QDA doesn’t make this homoskedasticity assumption (assumption number 2 above), and attempts to estimate the covariance of all classes. While this might seem like a more robust algorithm (fewer assumptions! Occam’s razor!), this means there is a much larger number of parameters to estimate. In fact, the number of parameters grows quadratically with the number of classes! So unless you can guarantee that your covariance estimates are reliable, you might not want to use QDA.
After all of this, there might be some confusion about the relationship between LDA, QDA, what’s for dimensionality reduction, what’s for classification, etc. This CrossValidated post and everything that it links to, might help clear things up.

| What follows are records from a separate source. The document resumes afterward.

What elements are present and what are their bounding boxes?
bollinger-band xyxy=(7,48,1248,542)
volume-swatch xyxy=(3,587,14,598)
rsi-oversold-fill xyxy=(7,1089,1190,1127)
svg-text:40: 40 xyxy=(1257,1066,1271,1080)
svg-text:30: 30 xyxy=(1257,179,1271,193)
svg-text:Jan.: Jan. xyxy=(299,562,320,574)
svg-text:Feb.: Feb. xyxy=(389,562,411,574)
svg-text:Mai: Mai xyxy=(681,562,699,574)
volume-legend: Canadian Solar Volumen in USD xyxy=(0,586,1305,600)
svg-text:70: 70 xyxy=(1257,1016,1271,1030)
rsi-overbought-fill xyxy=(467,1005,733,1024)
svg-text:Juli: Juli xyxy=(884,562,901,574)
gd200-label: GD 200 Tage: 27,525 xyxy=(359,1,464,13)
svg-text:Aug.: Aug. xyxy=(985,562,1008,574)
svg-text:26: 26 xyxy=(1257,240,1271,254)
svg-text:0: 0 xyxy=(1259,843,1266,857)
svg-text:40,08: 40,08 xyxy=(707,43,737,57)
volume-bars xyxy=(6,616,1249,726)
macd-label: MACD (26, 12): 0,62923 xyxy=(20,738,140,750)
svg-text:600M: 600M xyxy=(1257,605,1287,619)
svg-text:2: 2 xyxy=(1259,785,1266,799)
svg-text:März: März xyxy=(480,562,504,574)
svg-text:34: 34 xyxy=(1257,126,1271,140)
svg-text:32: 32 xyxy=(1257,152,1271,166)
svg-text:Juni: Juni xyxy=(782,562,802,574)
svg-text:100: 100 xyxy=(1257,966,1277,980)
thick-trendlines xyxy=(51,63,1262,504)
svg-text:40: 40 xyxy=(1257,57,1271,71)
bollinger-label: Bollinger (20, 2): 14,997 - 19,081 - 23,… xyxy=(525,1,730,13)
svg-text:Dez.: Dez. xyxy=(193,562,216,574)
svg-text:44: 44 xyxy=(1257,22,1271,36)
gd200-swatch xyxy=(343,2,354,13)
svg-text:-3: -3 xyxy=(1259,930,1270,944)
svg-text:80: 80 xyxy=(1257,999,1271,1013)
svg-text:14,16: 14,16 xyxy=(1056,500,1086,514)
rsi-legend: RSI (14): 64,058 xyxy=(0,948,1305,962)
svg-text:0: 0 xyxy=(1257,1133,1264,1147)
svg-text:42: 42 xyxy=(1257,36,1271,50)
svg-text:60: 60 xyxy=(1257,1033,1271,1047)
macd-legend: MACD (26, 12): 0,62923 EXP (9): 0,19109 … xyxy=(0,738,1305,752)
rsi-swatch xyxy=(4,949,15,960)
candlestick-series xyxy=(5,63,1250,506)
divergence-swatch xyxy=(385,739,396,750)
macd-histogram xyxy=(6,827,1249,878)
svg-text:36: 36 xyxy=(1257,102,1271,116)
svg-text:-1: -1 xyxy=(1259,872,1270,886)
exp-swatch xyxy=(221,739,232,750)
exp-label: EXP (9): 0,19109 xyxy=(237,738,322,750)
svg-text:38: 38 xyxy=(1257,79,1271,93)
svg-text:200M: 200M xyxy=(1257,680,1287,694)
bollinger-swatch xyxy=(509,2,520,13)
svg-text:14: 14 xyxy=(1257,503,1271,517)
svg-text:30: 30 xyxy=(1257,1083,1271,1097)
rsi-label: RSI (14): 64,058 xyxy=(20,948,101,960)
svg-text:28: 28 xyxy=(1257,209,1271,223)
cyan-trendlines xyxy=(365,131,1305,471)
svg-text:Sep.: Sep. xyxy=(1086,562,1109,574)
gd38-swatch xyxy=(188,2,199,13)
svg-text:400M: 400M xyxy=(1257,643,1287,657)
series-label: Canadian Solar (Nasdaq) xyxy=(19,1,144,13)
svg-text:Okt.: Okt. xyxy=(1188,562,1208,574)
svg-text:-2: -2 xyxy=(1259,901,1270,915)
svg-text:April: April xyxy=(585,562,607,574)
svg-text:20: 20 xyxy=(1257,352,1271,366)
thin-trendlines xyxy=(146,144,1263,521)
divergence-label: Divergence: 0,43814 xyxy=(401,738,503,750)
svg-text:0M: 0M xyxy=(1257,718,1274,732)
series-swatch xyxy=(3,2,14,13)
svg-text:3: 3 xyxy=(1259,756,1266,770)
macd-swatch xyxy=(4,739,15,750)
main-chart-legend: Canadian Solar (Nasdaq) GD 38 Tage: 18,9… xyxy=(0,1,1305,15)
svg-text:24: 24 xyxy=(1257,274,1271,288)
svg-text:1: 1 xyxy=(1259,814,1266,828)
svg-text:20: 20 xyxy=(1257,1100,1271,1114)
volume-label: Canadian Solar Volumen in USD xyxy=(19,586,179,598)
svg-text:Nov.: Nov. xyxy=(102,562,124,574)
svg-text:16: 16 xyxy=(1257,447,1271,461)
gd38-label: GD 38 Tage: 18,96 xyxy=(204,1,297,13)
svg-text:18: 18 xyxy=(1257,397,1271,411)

3) Analysis of variance (ANOVA):
LDA and ANOVA seem to have similar aims: both try to “decompose” an observed variable into several explanatory/discriminatory variables. However, there is an important difference that the Wikipedia article on LDA puts very succinctly (my emphases):
LDA is closely related to analysis of variance (ANOVA) and regression analysis, which also attempt to express one dependent variable as a linear combination of other features or measurements. However, ANOVA uses categorical independent variables and a continuous dependent variable, whereas discriminant analysis has continuous independent variables and a categorical dependent variable (i.e. the class label).